This morning as I drove to work, I listened to the Beatles' "Revolver" album. Sgt. Pepper is often described as the group's best album, but I've always felt that true Beatles fans would pick "Revolver."
"Revolver" is the album that includes "Yellow Submarine," and Hagbard Celine of course has a golden submarine that he deploys against the Illuminati. "Revolver" also includes "Tomorrow Never Knows," whoae lyrics, according to Wikipedia, are "adapted from the book The Psychedelic Experience: A Manual Based on the Tibetan Book of the Dead by Timothy Leary, Richard Alpert, and Ralph Metzner, which in turn was adapted from the Tibetan Book of the Dead."

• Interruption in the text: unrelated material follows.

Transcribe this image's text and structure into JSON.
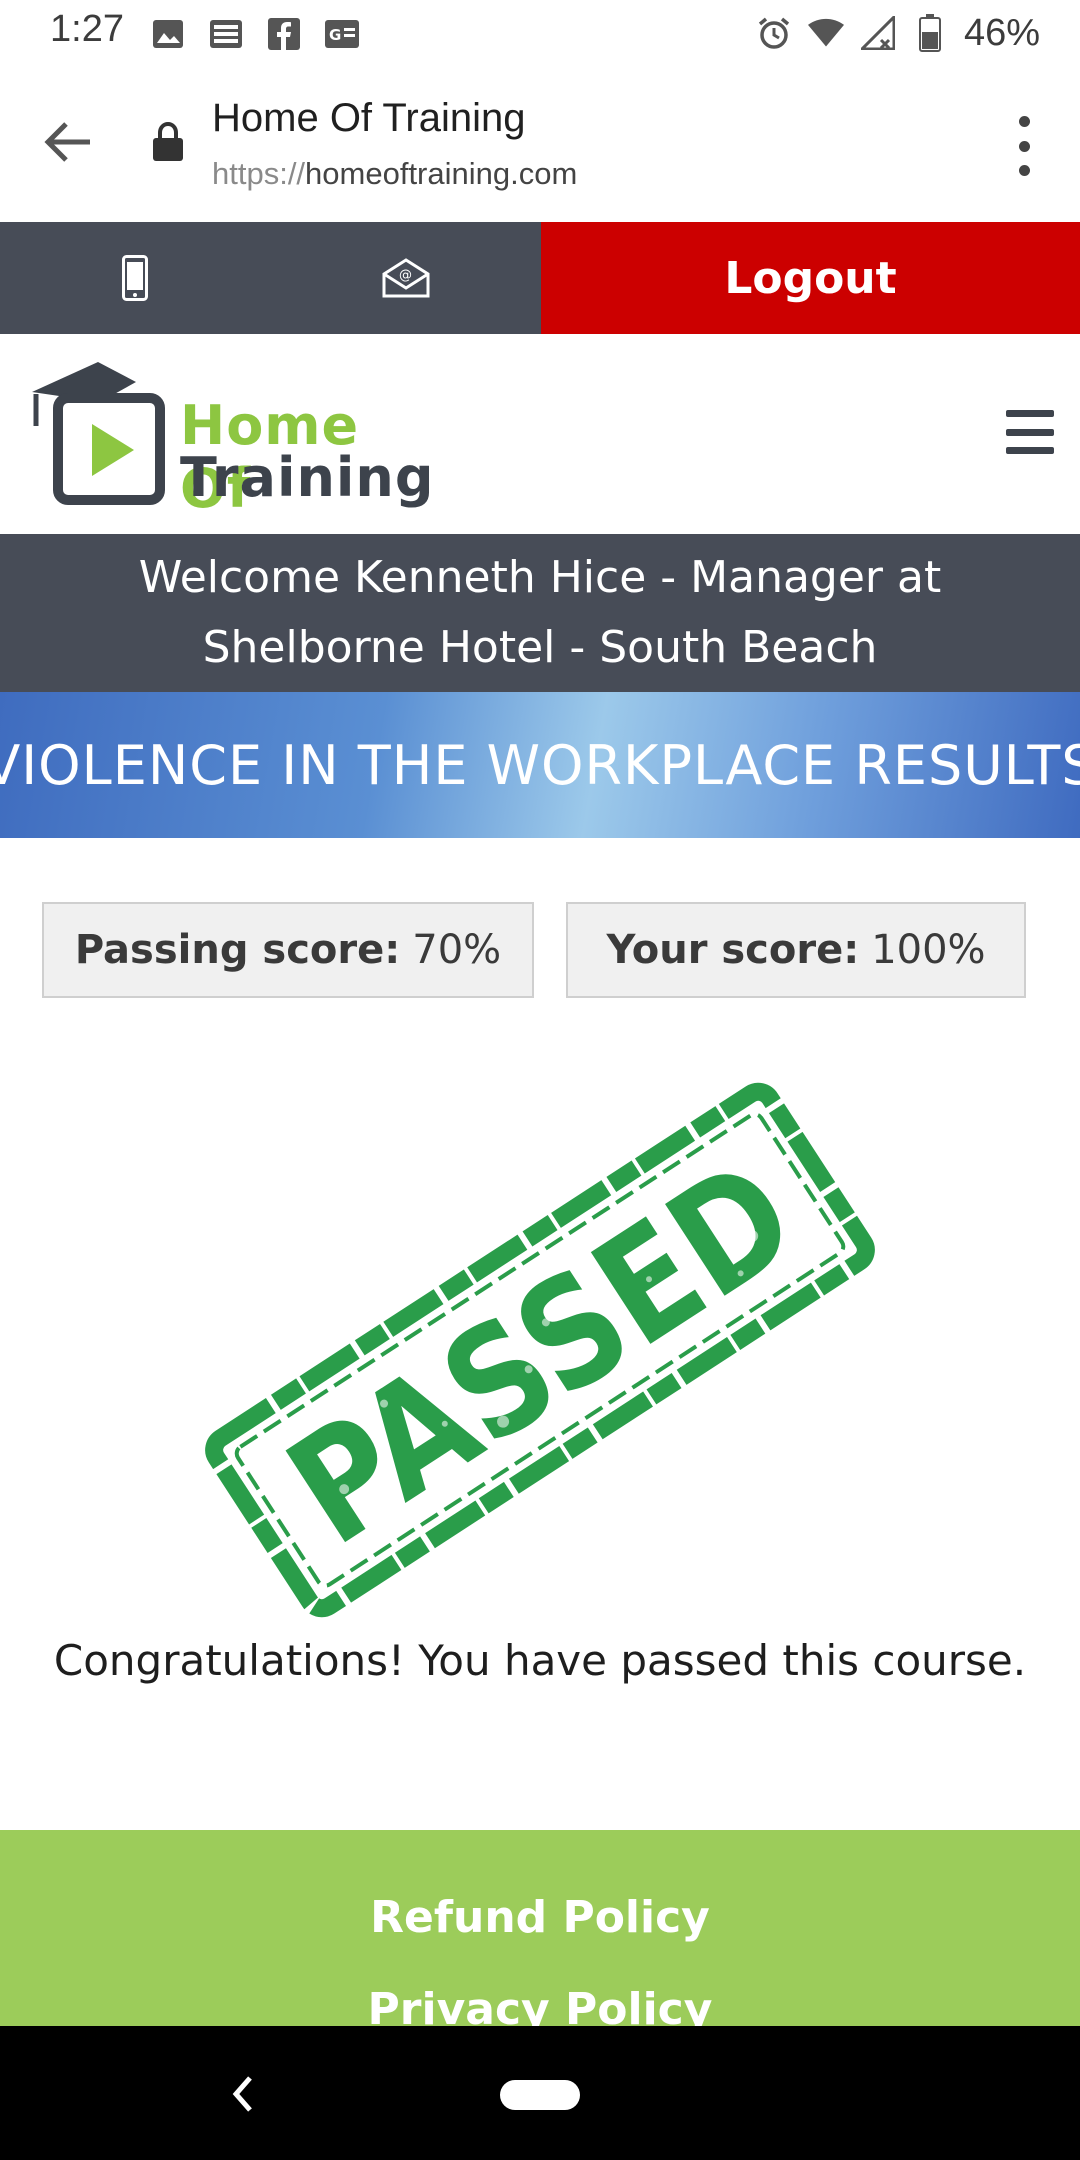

Robert Anton Wilson never seemed particularly interested in pop music, but Robert Shea may be another story. When I wrote to Shea's son, Mike Shea, and asked if his father was interested in the Beatles, Mike replied, "My dad was a HUGE beatles fan. One of his happiest days was when I left for camp listening to Michael Jackson and came back home listening to Sgt. Pepper."
Revolver has long been my favorite Beatles album along with the White Album. Sgt. Pepper is one of those records that has been ruined (at least for me) by being over-played on FM AOR radio.
The attempted murder of Calliastro in Schroedinger's Cat reminds me of the murder of John Lennon.